I am trying to optimize a model which has output range [1, -1] so, I know for the last layer I can not use ReLU
as it always gives positive output. But, I was wondering that , can using ReLU
in intermediate layers affect the model output as it will make each activation output greater than 1. Thus choosing other activation function such as TanH
will be more suitable case here. Or, may be Leaky ReLU. I guess, In case of Leaky ReLU
, setting the slope is a crucial hyperparameter. I tried all three activation functions, TanH optimizes over time, ReLU
model give nan
output after few epoch, Leaky ReLU
some time work some time gives output as nan
. Can someone have their thoughts on this topic.
Hi Rajat!
It is perfectly fine to use ReLU
as the activation for intermediate layers.

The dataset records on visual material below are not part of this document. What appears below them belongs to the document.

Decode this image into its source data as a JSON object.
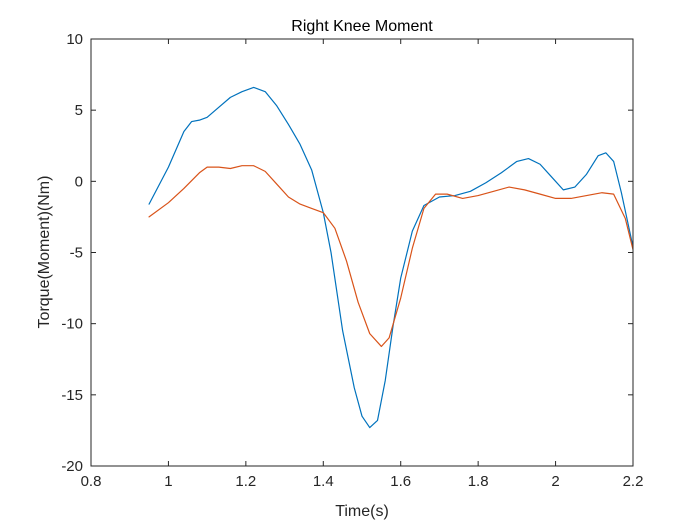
{
  "chart_data": {
    "type": "line",
    "title": "Right Knee Moment",
    "xlabel": "Time(s)",
    "ylabel": "Torque(Moment)(Nm)",
    "xlim": [
      0.8,
      2.2
    ],
    "ylim": [
      -20,
      10
    ],
    "xticks": [
      0.8,
      1,
      1.2,
      1.4,
      1.6,
      1.8,
      2,
      2.2
    ],
    "xtick_labels": [
      "0.8",
      "1",
      "1.2",
      "1.4",
      "1.6",
      "1.8",
      "2",
      "2.2"
    ],
    "yticks": [
      -20,
      -15,
      -10,
      -5,
      0,
      5,
      10
    ],
    "ytick_labels": [
      "-20",
      "-15",
      "-10",
      "-5",
      "0",
      "5",
      "10"
    ],
    "grid": false,
    "series": [
      {
        "color": "#0072BD",
        "x": [
          0.95,
          1.0,
          1.04,
          1.06,
          1.08,
          1.1,
          1.13,
          1.16,
          1.19,
          1.22,
          1.25,
          1.28,
          1.31,
          1.34,
          1.37,
          1.4,
          1.42,
          1.45,
          1.48,
          1.5,
          1.52,
          1.54,
          1.56,
          1.58,
          1.6,
          1.63,
          1.66,
          1.7,
          1.74,
          1.78,
          1.82,
          1.86,
          1.9,
          1.93,
          1.96,
          1.99,
          2.02,
          2.05,
          2.08,
          2.11,
          2.13,
          2.15,
          2.17,
          2.2
        ],
        "y": [
          -1.6,
          1.0,
          3.5,
          4.2,
          4.3,
          4.5,
          5.2,
          5.9,
          6.3,
          6.6,
          6.3,
          5.3,
          4.0,
          2.6,
          0.8,
          -2.2,
          -5.0,
          -10.5,
          -14.5,
          -16.5,
          -17.3,
          -16.8,
          -14.0,
          -10.2,
          -6.8,
          -3.5,
          -1.7,
          -1.1,
          -1.0,
          -0.7,
          -0.1,
          0.6,
          1.4,
          1.6,
          1.2,
          0.3,
          -0.6,
          -0.4,
          0.5,
          1.8,
          2.0,
          1.4,
          -0.8,
          -4.6
        ]
      },
      {
        "color": "#D95319",
        "x": [
          0.95,
          1.0,
          1.04,
          1.08,
          1.1,
          1.13,
          1.16,
          1.19,
          1.22,
          1.25,
          1.28,
          1.31,
          1.34,
          1.37,
          1.4,
          1.43,
          1.46,
          1.49,
          1.52,
          1.55,
          1.57,
          1.6,
          1.63,
          1.66,
          1.69,
          1.72,
          1.76,
          1.8,
          1.84,
          1.88,
          1.92,
          1.96,
          2.0,
          2.04,
          2.08,
          2.12,
          2.15,
          2.18,
          2.2
        ],
        "y": [
          -2.5,
          -1.5,
          -0.5,
          0.6,
          1.0,
          1.0,
          0.9,
          1.1,
          1.1,
          0.7,
          -0.2,
          -1.1,
          -1.6,
          -1.9,
          -2.2,
          -3.3,
          -5.6,
          -8.5,
          -10.7,
          -11.6,
          -11.0,
          -8.2,
          -4.7,
          -1.9,
          -0.9,
          -0.9,
          -1.2,
          -1.0,
          -0.7,
          -0.4,
          -0.6,
          -0.9,
          -1.2,
          -1.2,
          -1.0,
          -0.8,
          -0.9,
          -2.6,
          -4.8
        ]
      }
    ]
  }
}
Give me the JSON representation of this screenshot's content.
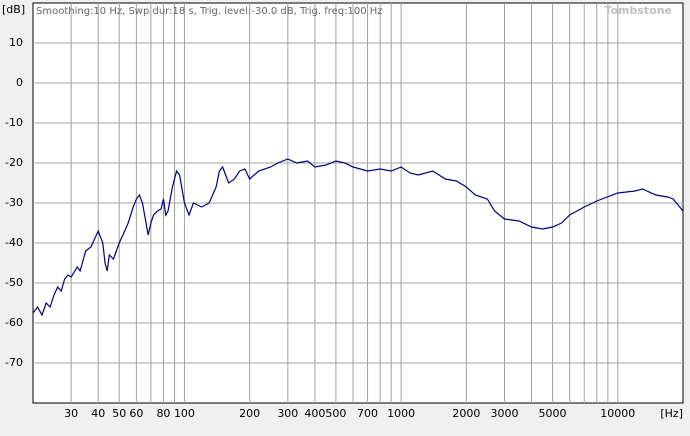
{
  "chart_data": {
    "type": "line",
    "header": "Smoothing:10 Hz, Swp dur:18 s, Trig. level:-30.0 dB, Trig. freq:100 Hz",
    "watermark": "Tombstone",
    "y_label": "[dB]",
    "x_label": "[Hz]",
    "xscale": "log",
    "grid": true,
    "xlim": [
      20,
      20000
    ],
    "ylim": [
      -80,
      20
    ],
    "xticks": [
      30,
      40,
      50,
      60,
      80,
      100,
      200,
      300,
      400,
      500,
      700,
      1000,
      2000,
      3000,
      5000,
      10000
    ],
    "xgrid": [
      30,
      40,
      50,
      60,
      70,
      80,
      90,
      100,
      200,
      300,
      400,
      500,
      600,
      700,
      800,
      900,
      1000,
      2000,
      3000,
      4000,
      5000,
      6000,
      7000,
      8000,
      9000,
      10000
    ],
    "yticks": [
      10,
      0,
      -10,
      -20,
      -30,
      -40,
      -50,
      -60,
      -70
    ],
    "x": [
      20,
      21,
      22,
      23,
      24,
      25,
      26,
      27,
      28,
      29,
      30,
      32,
      33,
      35,
      37,
      40,
      42,
      43,
      44,
      45,
      47,
      50,
      53,
      55,
      58,
      60,
      62,
      64,
      66,
      68,
      70,
      72,
      75,
      78,
      80,
      82,
      84,
      88,
      92,
      95,
      100,
      105,
      110,
      120,
      130,
      140,
      145,
      150,
      160,
      170,
      180,
      190,
      200,
      220,
      250,
      270,
      300,
      330,
      370,
      400,
      450,
      500,
      550,
      600,
      700,
      800,
      900,
      1000,
      1100,
      1200,
      1400,
      1600,
      1800,
      2000,
      2200,
      2500,
      2700,
      3000,
      3500,
      4000,
      4500,
      5000,
      5500,
      6000,
      7000,
      8000,
      10000,
      12000,
      13000,
      15000,
      17000,
      18000,
      20000
    ],
    "series": [
      {
        "color": "#000080",
        "values": [
          -57.5,
          -56,
          -58,
          -55,
          -56,
          -53,
          -51,
          -52,
          -49,
          -48,
          -48.5,
          -46,
          -47,
          -42,
          -41,
          -37,
          -40,
          -45,
          -47,
          -43,
          -44,
          -40,
          -37,
          -35,
          -31,
          -29,
          -28,
          -30,
          -34,
          -38,
          -35,
          -33,
          -32,
          -31.5,
          -29,
          -33,
          -32,
          -26,
          -22,
          -23,
          -30,
          -33,
          -30,
          -31,
          -30,
          -26,
          -22,
          -21,
          -25,
          -24,
          -22,
          -21.5,
          -24,
          -22,
          -21,
          -20,
          -19,
          -20,
          -19.5,
          -21,
          -20.5,
          -19.5,
          -20,
          -21,
          -22,
          -21.5,
          -22,
          -21,
          -22.5,
          -23,
          -22,
          -24,
          -24.5,
          -26,
          -28,
          -29,
          -32,
          -34,
          -34.5,
          -36,
          -36.5,
          -36,
          -35,
          -33,
          -31,
          -29.5,
          -27.5,
          -27,
          -26.5,
          -28,
          -28.5,
          -29,
          -32
        ]
      }
    ]
  }
}
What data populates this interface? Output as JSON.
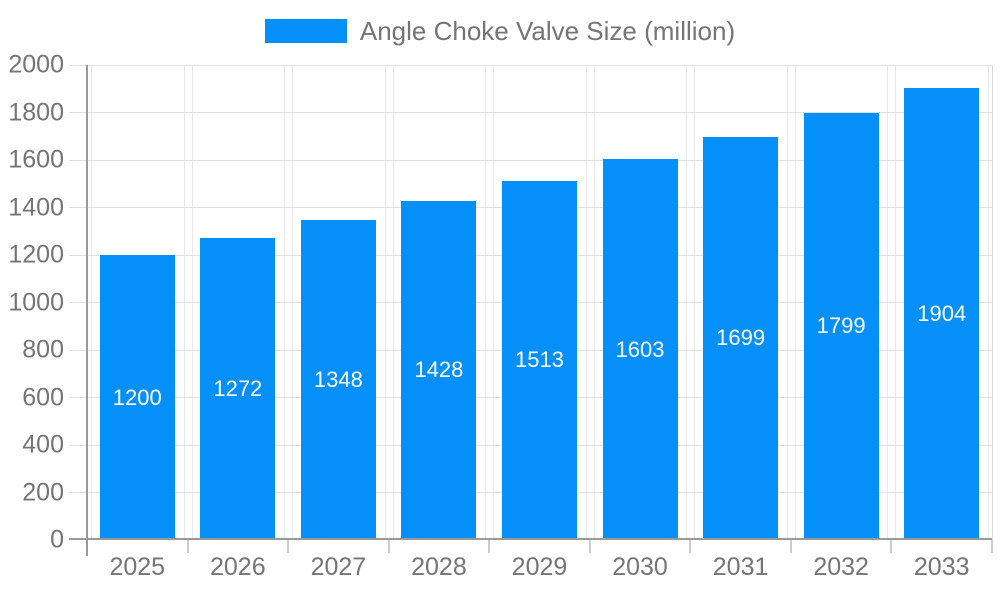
{
  "legend": {
    "label": "Angle Choke Valve Size (million)"
  },
  "chart_data": {
    "type": "bar",
    "title": "Angle Choke Valve Size (million)",
    "series_name": "Angle Choke Valve Size (million)",
    "categories": [
      "2025",
      "2026",
      "2027",
      "2028",
      "2029",
      "2030",
      "2031",
      "2032",
      "2033"
    ],
    "values": [
      1200,
      1272,
      1348,
      1428,
      1513,
      1603,
      1699,
      1799,
      1904
    ],
    "value_labels": [
      "1200",
      "1272",
      "1348",
      "1428",
      "1513",
      "1603",
      "1699",
      "1799",
      "1904"
    ],
    "xlabel": "",
    "ylabel": "",
    "ylim": [
      0,
      2000
    ],
    "ytick_step": 200,
    "y_tick_labels": [
      "0",
      "200",
      "400",
      "600",
      "800",
      "1000",
      "1200",
      "1400",
      "1600",
      "1800",
      "2000"
    ],
    "grid": true,
    "legend_position": "top-center",
    "colors": {
      "bar": "#0590F9",
      "bar_value_label": "#FFFFFF",
      "axis_text": "#757575",
      "legend_text": "#757575",
      "gridline": "#E0E0E0",
      "vertical_gridline": "#E9E9E9",
      "axis_line": "#999999",
      "plot_border": "#D9D9D9",
      "background": "#FFFFFF"
    }
  }
}
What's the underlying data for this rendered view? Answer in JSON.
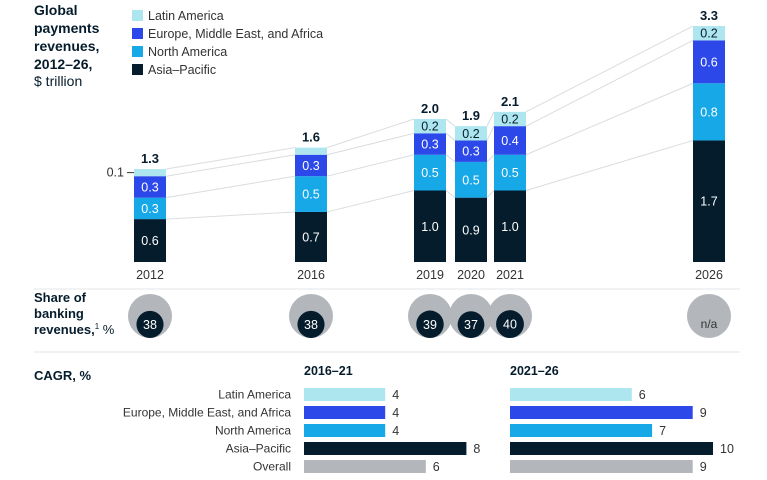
{
  "colors": {
    "latin_america": "#aee6f0",
    "emea": "#2c48e8",
    "north_america": "#17a8e8",
    "asia_pacific": "#051c2c",
    "overall": "#b3b7bb",
    "circle_outer": "#b3b7bb",
    "circle_inner": "#051c2c",
    "circle_na": "#b3b7bb"
  },
  "title_lines": [
    "Global",
    "payments",
    "revenues,",
    "2012–26,"
  ],
  "unit_line": "$ trillion",
  "share_label": {
    "line1": "Share of",
    "line2": "banking",
    "line3": "revenues,",
    "sup": "1",
    "unit": " %"
  },
  "cagr_label": "CAGR, %",
  "chart_data": [
    {
      "type": "bar",
      "stacked": true,
      "categories": [
        "2012",
        "2016",
        "2019",
        "2020",
        "2021",
        "2026"
      ],
      "series": [
        {
          "name": "Asia–Pacific",
          "values": [
            0.6,
            0.7,
            1.0,
            0.9,
            1.0,
            1.7
          ],
          "labels": [
            "0.6",
            "0.7",
            "1.0",
            "0.9",
            "1.0",
            "1.7"
          ]
        },
        {
          "name": "North America",
          "values": [
            0.3,
            0.5,
            0.5,
            0.5,
            0.5,
            0.8
          ],
          "labels": [
            "0.3",
            "0.5",
            "0.5",
            "0.5",
            "0.5",
            "0.8"
          ]
        },
        {
          "name": "Europe, Middle East, and Africa",
          "values": [
            0.3,
            0.3,
            0.3,
            0.3,
            0.4,
            0.6
          ],
          "labels": [
            "0.3",
            "0.3",
            "0.3",
            "0.3",
            "0.4",
            "0.6"
          ]
        },
        {
          "name": "Latin America",
          "values": [
            0.1,
            0.1,
            0.2,
            0.2,
            0.2,
            0.2
          ],
          "labels": [
            "0.1",
            "",
            "0.2",
            "0.2",
            "0.2",
            "0.2"
          ]
        }
      ],
      "totals": [
        "1.3",
        "1.6",
        "2.0",
        "1.9",
        "2.1",
        "3.3"
      ],
      "legend_order": [
        "Latin America",
        "Europe, Middle East, and Africa",
        "North America",
        "Asia–Pacific"
      ],
      "legend_position": "top-left"
    },
    {
      "type": "bubble",
      "categories": [
        "2012",
        "2016",
        "2019",
        "2020",
        "2021",
        "2026"
      ],
      "values": [
        38,
        38,
        39,
        37,
        40,
        null
      ],
      "labels": [
        "38",
        "38",
        "39",
        "37",
        "40",
        "n/a"
      ]
    },
    {
      "type": "bar",
      "orientation": "horizontal",
      "title": "2016–21",
      "categories": [
        "Latin America",
        "Europe, Middle East, and Africa",
        "North America",
        "Asia–Pacific",
        "Overall"
      ],
      "values": [
        4,
        4,
        4,
        8,
        6
      ]
    },
    {
      "type": "bar",
      "orientation": "horizontal",
      "title": "2021–26",
      "categories": [
        "Latin America",
        "Europe, Middle East, and Africa",
        "North America",
        "Asia–Pacific",
        "Overall"
      ],
      "values": [
        6,
        9,
        7,
        10,
        9
      ]
    }
  ]
}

Even though the output will be greater than zero (I assume that “make
each activation output greater than 1” is a typo.), a subsequent Linear
layer can have negative weights that flip the sign of the positive activation
output and negative biases that shift the positive activation output down
below zero.
As a practical modeller, you might then want to use Tanh
– because it
works!
As for the nan
, ReLU
might still work, but you might start with a lower
learning rate as doing so can sometimes avoid the nan
s. One approach
is to start with a small learning rate so that your training can avoid nan
s
while the model’s training “settles down,” increase the learning rate for
a while so you make faster progress, and then lower the learning rate
again so you can “fine tune” the model’s parameters.
Best.
K. Frank
Like you said in subsequent layers the sign will flip out. But, I case of my model I am using ReLU at all layers except the last one which is TanH. So, I think model will have hard time to learn. Also, for Leaky ReLU the slope is crucial parameter.